ABSTRACT

Objective

To expand the clinicopathological, immunohistochemical, and molecular spectrums of head and neck NUT carcinoma (HN-NC) of rare sites and explore potential prognostic factors and treatments.

Materials and Methods

HN-NCs were confirmed by NUT immunostaining, fluorescence in situ hybridization and/or next generation sequencing. Immunohistochemistry for therapeutic markers and follow-up were performed.

Results

Fifteen HN-NCs were collected. Most involved major salivary gland (n = 7) and oral mucosa (n = 5). Other sites included mandible (n = 1), and maxilla (n = 2). Nine out of 13 harbored BRD4::NUTM1 fusion while the others carrying rare ZNF532::NUTM1, novel CCNT2::NUTM1 and WHSC1L1::NUTM1 fusion respectively. Microscopically, three unusual morphologies were observed, resembling differentiated papillary squamous cell carcinoma, myoepithelial carcinoma and small round cell malignancy, respectively.
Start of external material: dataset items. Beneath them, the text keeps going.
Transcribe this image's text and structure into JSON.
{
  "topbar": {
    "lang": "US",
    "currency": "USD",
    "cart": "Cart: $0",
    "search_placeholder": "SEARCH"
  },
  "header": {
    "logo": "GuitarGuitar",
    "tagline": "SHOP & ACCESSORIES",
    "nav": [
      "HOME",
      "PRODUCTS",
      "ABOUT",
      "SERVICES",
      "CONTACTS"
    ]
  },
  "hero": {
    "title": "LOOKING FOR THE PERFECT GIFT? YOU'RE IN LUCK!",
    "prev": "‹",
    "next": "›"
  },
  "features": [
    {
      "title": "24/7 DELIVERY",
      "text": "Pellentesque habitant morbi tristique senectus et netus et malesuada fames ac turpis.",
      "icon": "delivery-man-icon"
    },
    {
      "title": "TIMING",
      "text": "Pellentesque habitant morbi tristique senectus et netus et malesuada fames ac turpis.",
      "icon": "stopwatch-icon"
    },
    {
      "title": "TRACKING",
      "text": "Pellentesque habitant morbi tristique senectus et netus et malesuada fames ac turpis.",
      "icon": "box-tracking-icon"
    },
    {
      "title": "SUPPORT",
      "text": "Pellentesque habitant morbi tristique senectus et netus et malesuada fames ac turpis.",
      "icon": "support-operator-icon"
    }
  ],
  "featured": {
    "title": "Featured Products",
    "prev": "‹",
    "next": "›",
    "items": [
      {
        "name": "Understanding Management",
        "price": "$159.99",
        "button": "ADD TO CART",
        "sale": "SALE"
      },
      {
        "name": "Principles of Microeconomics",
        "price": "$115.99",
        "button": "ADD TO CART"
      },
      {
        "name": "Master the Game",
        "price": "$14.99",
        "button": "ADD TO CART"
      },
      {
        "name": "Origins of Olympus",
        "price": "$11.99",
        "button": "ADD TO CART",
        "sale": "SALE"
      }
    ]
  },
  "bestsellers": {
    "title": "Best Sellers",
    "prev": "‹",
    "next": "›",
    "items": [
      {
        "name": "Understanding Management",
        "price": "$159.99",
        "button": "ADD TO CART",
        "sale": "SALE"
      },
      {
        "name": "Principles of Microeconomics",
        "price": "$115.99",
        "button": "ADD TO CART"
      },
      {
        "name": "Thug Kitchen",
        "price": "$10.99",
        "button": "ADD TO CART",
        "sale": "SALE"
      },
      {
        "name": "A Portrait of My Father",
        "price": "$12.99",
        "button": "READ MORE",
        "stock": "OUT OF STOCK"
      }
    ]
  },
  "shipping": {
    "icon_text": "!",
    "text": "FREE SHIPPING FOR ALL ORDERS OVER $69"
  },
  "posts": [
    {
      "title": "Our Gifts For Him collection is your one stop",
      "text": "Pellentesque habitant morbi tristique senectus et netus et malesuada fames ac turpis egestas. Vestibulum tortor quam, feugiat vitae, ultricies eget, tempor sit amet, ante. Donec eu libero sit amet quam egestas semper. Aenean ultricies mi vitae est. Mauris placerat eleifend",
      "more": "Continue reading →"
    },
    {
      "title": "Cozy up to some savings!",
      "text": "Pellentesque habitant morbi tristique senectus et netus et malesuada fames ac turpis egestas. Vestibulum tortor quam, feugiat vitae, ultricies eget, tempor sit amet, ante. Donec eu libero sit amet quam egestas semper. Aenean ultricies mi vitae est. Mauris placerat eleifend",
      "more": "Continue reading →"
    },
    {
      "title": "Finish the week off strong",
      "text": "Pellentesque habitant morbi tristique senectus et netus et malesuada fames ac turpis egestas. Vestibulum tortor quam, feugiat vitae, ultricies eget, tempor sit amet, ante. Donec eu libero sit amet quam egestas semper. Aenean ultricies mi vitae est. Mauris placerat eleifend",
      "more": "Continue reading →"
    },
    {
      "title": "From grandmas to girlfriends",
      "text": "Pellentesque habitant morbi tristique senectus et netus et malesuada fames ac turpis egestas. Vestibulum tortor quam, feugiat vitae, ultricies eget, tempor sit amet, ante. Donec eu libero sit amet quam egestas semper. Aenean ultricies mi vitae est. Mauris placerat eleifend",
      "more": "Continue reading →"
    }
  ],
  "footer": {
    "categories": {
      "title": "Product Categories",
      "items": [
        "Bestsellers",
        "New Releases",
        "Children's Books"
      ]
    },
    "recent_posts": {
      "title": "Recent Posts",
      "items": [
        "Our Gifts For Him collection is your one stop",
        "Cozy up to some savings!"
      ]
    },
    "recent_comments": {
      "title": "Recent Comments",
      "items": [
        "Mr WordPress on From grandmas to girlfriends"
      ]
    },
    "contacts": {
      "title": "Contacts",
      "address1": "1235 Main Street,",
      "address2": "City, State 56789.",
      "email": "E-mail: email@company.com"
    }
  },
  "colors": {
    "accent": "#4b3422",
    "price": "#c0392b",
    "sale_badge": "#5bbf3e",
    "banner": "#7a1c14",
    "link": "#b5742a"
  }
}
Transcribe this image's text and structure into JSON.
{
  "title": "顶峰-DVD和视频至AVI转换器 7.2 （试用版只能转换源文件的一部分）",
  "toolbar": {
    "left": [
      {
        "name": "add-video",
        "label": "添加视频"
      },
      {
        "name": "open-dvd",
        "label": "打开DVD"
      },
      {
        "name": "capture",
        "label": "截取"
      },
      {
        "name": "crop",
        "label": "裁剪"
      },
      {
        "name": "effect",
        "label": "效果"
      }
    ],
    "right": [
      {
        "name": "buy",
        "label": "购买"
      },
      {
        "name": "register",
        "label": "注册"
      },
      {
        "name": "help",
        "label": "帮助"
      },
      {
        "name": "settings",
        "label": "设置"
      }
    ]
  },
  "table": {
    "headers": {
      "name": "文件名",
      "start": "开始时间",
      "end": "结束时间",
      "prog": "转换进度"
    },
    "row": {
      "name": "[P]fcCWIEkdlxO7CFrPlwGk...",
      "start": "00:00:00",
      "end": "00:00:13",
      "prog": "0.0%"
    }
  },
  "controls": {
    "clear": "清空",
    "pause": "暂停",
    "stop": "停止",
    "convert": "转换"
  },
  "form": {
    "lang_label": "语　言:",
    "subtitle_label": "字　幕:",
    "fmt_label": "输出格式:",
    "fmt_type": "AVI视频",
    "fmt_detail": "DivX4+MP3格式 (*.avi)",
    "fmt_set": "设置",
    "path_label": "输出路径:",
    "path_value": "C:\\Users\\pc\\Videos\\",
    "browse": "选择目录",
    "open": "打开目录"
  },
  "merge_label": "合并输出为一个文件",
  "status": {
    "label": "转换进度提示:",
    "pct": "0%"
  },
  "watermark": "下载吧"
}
SOX2, PRAME, c-MYC, EGFR showed positive staining in around half cases. During the average follow-up time of 12.8 months, 3/13 patients suffered recurrence, 5 had distant metastasis and 5 died of disease. Integrating with published reports, Kaplan–Meier method revealed that tumor site was associated with overall survival (p = 0.039), and fusion gene type was associated with disease-free survival (p = 0.039).

Conclusions

HN-NCs had dismal prognosis, especially those originating from oral mucosa. HN-NC should be included in the differential diagnosis when encountering poorly differentiated/undifferentiated malignancies or carcinomas with squamous differentiation.